Post-Diagnosis Family Experiences in a Pre-Elementary Age Population

Saturday, May 14, 2016: 11:30 AM-1:30 PM
Hall A (Baltimore Convention Center)
P. F. Turcotte1, L. J. Shea2, G. Vivanti3 and D. L. Robins4, (1)A.J. Drexel Autism Institute, Cherry Hill, NJ, (2)A.J. Drexel Autism Institute, Philadelphia, PA, (3)Olga Tennison Autism Research Centre, Melbourne, Australia, (4)Drexel University, Philadelphia, PA
Background:  Recognizing autism spectrum disorder (ASD) in children as early as possible is critical to putting in place proper supports and referral services. After a diagnosis, coordinating those services and navigating complex service systems has been shown to impact child development as well as family life.

Objectives:  The objectives of this study are twofold: 1) Examine associations among socio-economic variables, and post-ASD diagnosis access to services, and 2) Determine how families’ workforce participation is impacted following an ASD diagnosis.

Methods:  Survey data from a statewide ASD-specific needs assessment was used for this study. Respondents included 279 parent/caregivers with a child with ASD who was pre-elementary school age.
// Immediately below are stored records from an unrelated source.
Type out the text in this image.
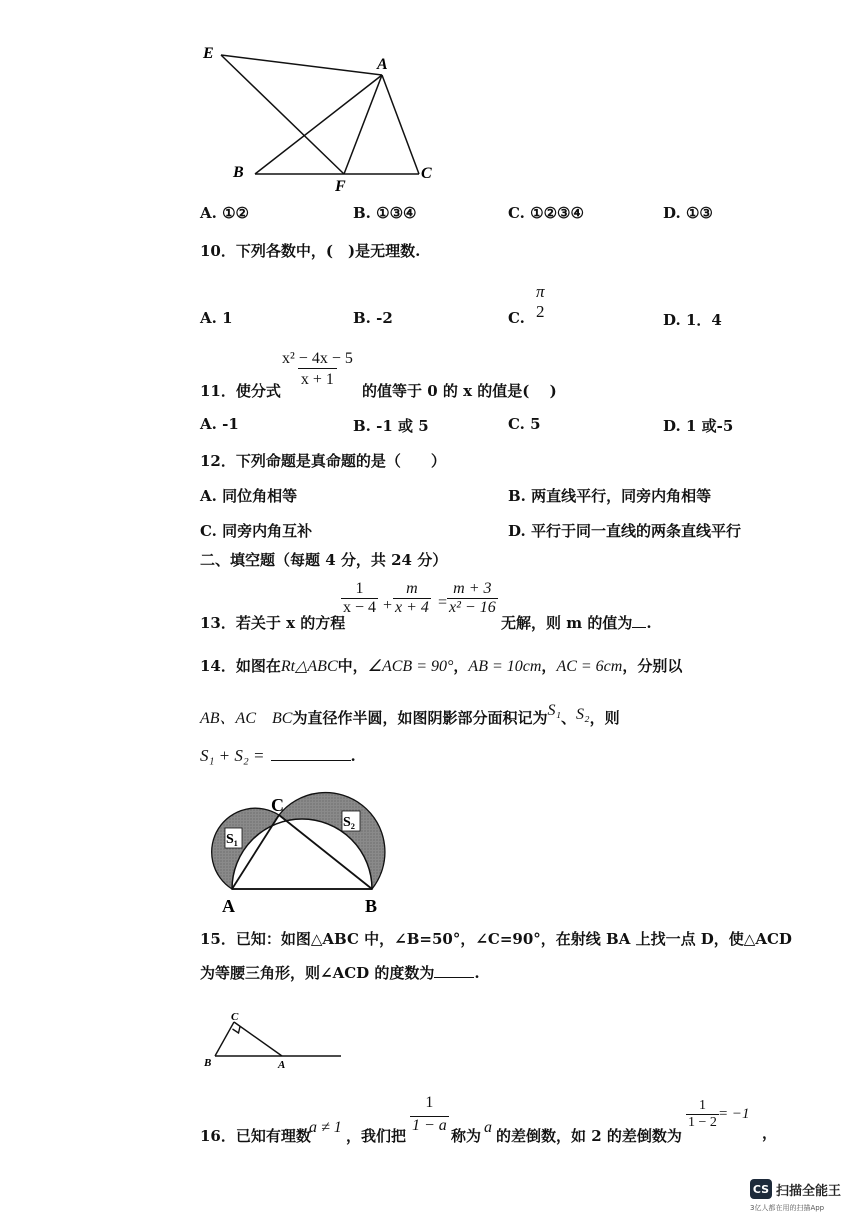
E
A
B
F
C
A. ①②	B. ①③④	C. ①②③④	D. ①③
10．下列各数中，(　)是无理数.
A. 1	B. -2	C.
π
2	D. 1．4
11．使分式
$\frac{\text{x² − 4x − 5}}{x + 1}$
的值等于 0 的 x 的值是(　 )
A. -1	B. -1 或 5	C. 5	D. 1 或-5
12．下列命题是真命题的是（　　）
A. 同位角相等	B. 两直线平行，同旁内角相等
C. 同旁内角互补	D. 平行于同一直线的两条直线平行
二、填空题（每题 4 分，共 24 分）
13．若关于 x 的方程
$\frac{1}{x - 4} + \frac{m}{x + 4} = \frac{m + 3}{\text{x² − 16}}$
无解，则 m 的值为 .
14．如图在Rt△ABC中，∠ACB = 90°，AB = 10cm，AC = 6cm，分别以
AB、AC　BC为直径作半圆，如图阴影部分面积记为S₁、S₂，则
S₁ + S₂ =	.
S₁
S₂
C
A	B
15．已知：如图△ABC 中，∠B=50°，∠C=90°，在射线 BA 上找一点 D，使△ACD
为等腰三角形，则∠ACD 的度数为	.
C
B	A
16．已知有理数
a ≠ 1 ，我们把
$\frac{1}{1 - a}$
称为 a 的差倒数，如 2 的差倒数为
$\frac{1}{1 - 2} = -1$
，
CS 扫描全能王
3亿人都在用的扫描App
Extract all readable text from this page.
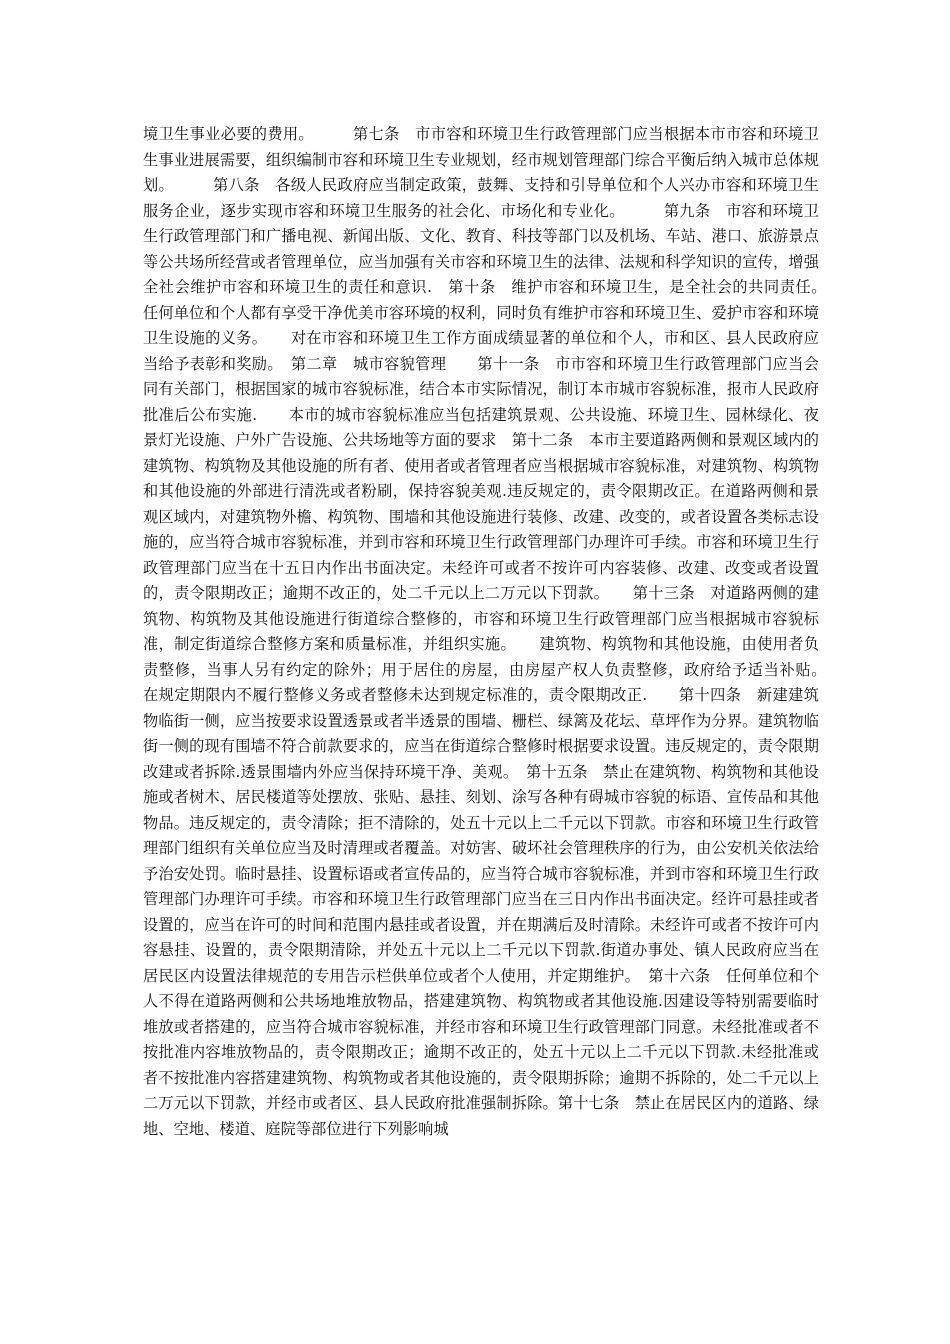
境卫生事业必要的费用。　　　第七条　市市容和环境卫生行政管理部门应当根据本市市容和环境卫生事业进展需要，组织编制市容和环境卫生专业规划，经市规划管理部门综合平衡后纳入城市总体规划。　　　第八条　各级人民政府应当制定政策，鼓舞、支持和引导单位和个人兴办市容和环境卫生服务企业，逐步实现市容和环境卫生服务的社会化、市场化和专业化。　　　第九条　市容和环境卫生行政管理部门和广播电视、新闻出版、文化、教育、科技等部门以及机场、车站、港口、旅游景点等公共场所经营或者管理单位，应当加强有关市容和环境卫生的法律、法规和科学知识的宣传，增强全社会维护市容和环境卫生的责任和意识.　第十条　维护市容和环境卫生，是全社会的共同责任。　　任何单位和个人都有享受干净优美市容环境的权利，同时负有维护市容和环境卫生、爱护市容和环境卫生设施的义务。　　对在市容和环境卫生工作方面成绩显著的单位和个人，市和区、县人民政府应当给予表彰和奖励。　第二章　城市容貌管理　　第十一条　市市容和环境卫生行政管理部门应当会同有关部门，根据国家的城市容貌标准，结合本市实际情况，制订本市城市容貌标准，报市人民政府批准后公布实施.　　本市的城市容貌标准应当包括建筑景观、公共设施、环境卫生、园林绿化、夜景灯光设施、户外广告设施、公共场地等方面的要求　第十二条　本市主要道路两侧和景观区域内的建筑物、构筑物及其他设施的所有者、使用者或者管理者应当根据城市容貌标准，对建筑物、构筑物和其他设施的外部进行清洗或者粉刷，保持容貌美观.违反规定的，责令限期改正。在道路两侧和景观区域内，对建筑物外檐、构筑物、围墙和其他设施进行装修、改建、改变的，或者设置各类标志设施的，应当符合城市容貌标准，并到市容和环境卫生行政管理部门办理许可手续。市容和环境卫生行政管理部门应当在十五日内作出书面决定。未经许可或者不按许可内容装修、改建、改变或者设置的，责令限期改正；逾期不改正的，处二千元以上二万元以下罚款。　　第十三条　对道路两侧的建筑物、构筑物及其他设施进行街道综合整修的，市容和环境卫生行政管理部门应当根据城市容貌标准，制定街道综合整修方案和质量标准，并组织实施。　　建筑物、构筑物和其他设施，由使用者负责整修，当事人另有约定的除外；用于居住的房屋，由房屋产权人负责整修，政府给予适当补贴。　　在规定期限内不履行整修义务或者整修未达到规定标准的，责令限期改正.　　第十四条　新建建筑物临街一侧，应当按要求设置透景或者半透景的围墙、栅栏、绿篱及花坛、草坪作为分界。建筑物临街一侧的现有围墙不符合前款要求的，应当在街道综合整修时根据要求设置。违反规定的，责令限期改建或者拆除.透景围墙内外应当保持环境干净、美观。　第十五条　禁止在建筑物、构筑物和其他设施或者树木、居民楼道等处摆放、张贴、悬挂、刻划、涂写各种有碍城市容貌的标语、宣传品和其他物品。违反规定的，责令清除；拒不清除的，处五十元以上二千元以下罚款。市容和环境卫生行政管理部门组织有关单位应当及时清理或者覆盖。对妨害、破坏社会管理秩序的行为，由公安机关依法给予治安处罚。临时悬挂、设置标语或者宣传品的，应当符合城市容貌标准，并到市容和环境卫生行政管理部门办理许可手续。市容和环境卫生行政管理部门应当在三日内作出书面决定。经许可悬挂或者设置的，应当在许可的时间和范围内悬挂或者设置，并在期满后及时清除。未经许可或者不按许可内容悬挂、设置的，责令限期清除，并处五十元以上二千元以下罚款.街道办事处、镇人民政府应当在居民区内设置法律规范的专用告示栏供单位或者个人使用，并定期维护。　第十六条　任何单位和个人不得在道路两侧和公共场地堆放物品，搭建建筑物、构筑物或者其他设施.因建设等特别需要临时堆放或者搭建的，应当符合城市容貌标准，并经市容和环境卫生行政管理部门同意。未经批准或者不按批准内容堆放物品的，责令限期改正；逾期不改正的，处五十元以上二千元以下罚款.未经批准或者不按批准内容搭建建筑物、构筑物或者其他设施的，责令限期拆除；逾期不拆除的，处二千元以上二万元以下罚款，并经市或者区、县人民政府批准强制拆除。第十七条　禁止在居民区内的道路、绿地、空地、楼道、庭院等部位进行下列影响城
The survey included detailed questions on family experience before, during and after an ASD diagnosis. Chi-square tests of significance were conducted to determine differing distributions among variables of interest.

Results:  Most (82.7%) respondents were White/Caucasian. Average age of the child was 4.5 years old and 80.3% were male. Over half (60.1%) of parents were college educated with a diverse range of household incomes in the sample; 31.4% earned less than $40 thousand, 32.6% earned $40-$79 thousand, and 36% earned $80 thousand or more.  Most (72%) children were referred to Early Intervention services after receiving a diagnosis of ASD. Minority children were referred to Early Intervention at a significantly higher proportion (87.5% compared to 68.7% of White/Caucasian children, p = .008). Less than half (48%) of children who received an ASD diagnosis had a referral for a follow up appointment with their physician. There were no significant differences across major demographic variables (including race/ethnicity, parental education, and family income) in terms of referral to follow up appointments. After the ASD diagnosis, most families (82.1%) decreased work hours or stopped working outside the home. Preliminary analysis shows no significant difference in workforce participation after an ASD diagnosis among demographic variables.

Conclusions: The period of time following an ASD diagnosis is critical and has ramifications for long-term outcomes in children. Often, the ASD service system is complex and difficult to navigate for parents with newly diagnosed children. Our sample shows interesting distributions of post-diagnosis experience across demographic characteristics. Of note, children from minority populations were referred to Early Intervention (either private or state-funded) at a higher rate than Caucasian children. More examination is needed to investigate why individuals from minority backgrounds are using Early Intervention at a higher rate, and if non-minority populations are seeking other avenues of support. Further examination is also needed to determine the full effect of an ASD diagnosis on workforce participation, as the majority of our study sample had their workforce participation reduced for the respondent or their partner, which may impact quality of life for the family.